The Forbidden Eakins: The Sexual Politics of Thomas Eakins and His Circle

Monday, June 24 7:00pm
Stony Brook-Manhattan
401 Park Ave South, 2nd floor (at 28th Street)
This symposium takes the opening of the Eakins exhibit at the Metropolitan Museum of Art as an
occasion to gather in one place the leading edge of the field to discuss queer and feminist
approaches to the subject of sex and gender in the Eakin’s paintings, photography, and biography. It
is necessary because the Met has once again utterly ignored a now quite developed and highly
influential queer studies bibliography towards the framing of an artist who is, moreover, safely dead.

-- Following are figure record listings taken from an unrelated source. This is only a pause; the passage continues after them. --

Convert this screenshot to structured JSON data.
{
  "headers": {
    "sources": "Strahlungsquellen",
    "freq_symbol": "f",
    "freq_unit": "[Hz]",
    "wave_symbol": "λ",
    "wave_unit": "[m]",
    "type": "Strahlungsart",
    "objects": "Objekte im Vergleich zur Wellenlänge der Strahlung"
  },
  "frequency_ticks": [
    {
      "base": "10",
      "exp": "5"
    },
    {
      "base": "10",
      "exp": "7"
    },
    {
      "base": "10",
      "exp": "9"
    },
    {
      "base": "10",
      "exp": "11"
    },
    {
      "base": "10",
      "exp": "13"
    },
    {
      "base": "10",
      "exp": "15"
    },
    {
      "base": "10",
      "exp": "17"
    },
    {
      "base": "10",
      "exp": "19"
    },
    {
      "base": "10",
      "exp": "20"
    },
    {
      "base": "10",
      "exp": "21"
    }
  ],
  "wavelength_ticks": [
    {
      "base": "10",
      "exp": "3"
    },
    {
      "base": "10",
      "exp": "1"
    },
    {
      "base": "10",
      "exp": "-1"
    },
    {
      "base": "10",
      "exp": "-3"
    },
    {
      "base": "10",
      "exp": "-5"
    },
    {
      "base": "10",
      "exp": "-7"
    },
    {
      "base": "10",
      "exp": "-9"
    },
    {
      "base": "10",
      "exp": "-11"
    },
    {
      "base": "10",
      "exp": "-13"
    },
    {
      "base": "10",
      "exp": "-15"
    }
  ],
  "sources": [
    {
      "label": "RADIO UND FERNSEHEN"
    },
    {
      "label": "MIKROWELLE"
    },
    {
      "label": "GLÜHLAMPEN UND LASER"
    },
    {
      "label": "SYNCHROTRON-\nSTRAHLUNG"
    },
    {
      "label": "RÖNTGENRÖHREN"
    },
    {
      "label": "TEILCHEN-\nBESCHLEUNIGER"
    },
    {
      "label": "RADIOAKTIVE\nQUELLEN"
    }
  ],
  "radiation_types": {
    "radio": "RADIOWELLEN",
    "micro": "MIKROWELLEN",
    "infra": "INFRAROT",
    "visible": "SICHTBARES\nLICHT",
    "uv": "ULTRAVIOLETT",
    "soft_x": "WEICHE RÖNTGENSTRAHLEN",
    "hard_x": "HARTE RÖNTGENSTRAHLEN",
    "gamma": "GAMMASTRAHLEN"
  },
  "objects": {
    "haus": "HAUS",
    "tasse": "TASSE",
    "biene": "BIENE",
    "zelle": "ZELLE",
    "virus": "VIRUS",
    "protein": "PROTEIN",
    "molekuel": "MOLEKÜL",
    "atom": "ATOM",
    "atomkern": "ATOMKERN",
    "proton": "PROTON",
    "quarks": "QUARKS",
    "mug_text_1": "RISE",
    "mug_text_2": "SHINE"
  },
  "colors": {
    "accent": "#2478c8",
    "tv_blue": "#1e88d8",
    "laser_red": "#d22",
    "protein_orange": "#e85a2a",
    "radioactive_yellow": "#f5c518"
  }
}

In this round-table conversation, panelists will take up subjects like: homoeroticism, race, and
masculinity; women in Eakins’s work; Eakins’s photographic interest in the naked body; class
difference; and the challenges Eakins poses to people working in gay and lesbian studies. They
will also consider the larger subject of queer perspectives in art history, and the curatorial practices of
the museums that manage Eakins’s presence in the public sphere.
Participants include art historians, American studies scholars, queer theorists, literary critics, and
artists – all with distinct investments in Eakins and in the subject of pleasure, sex, and politics in
American culture: Martin Berger, Deborah Bright, Jennifer Doyle, Michael Hatt, Michael Moon, James
Smalls, and Jonathan Weinberg.
Sponsored by the Humanities Institute at Stony Brook and co-sponosored by CLAGS, the Larry
Kramer Initiative at Yale University, and the Center for the Study of Gender and Sexuality at NYU.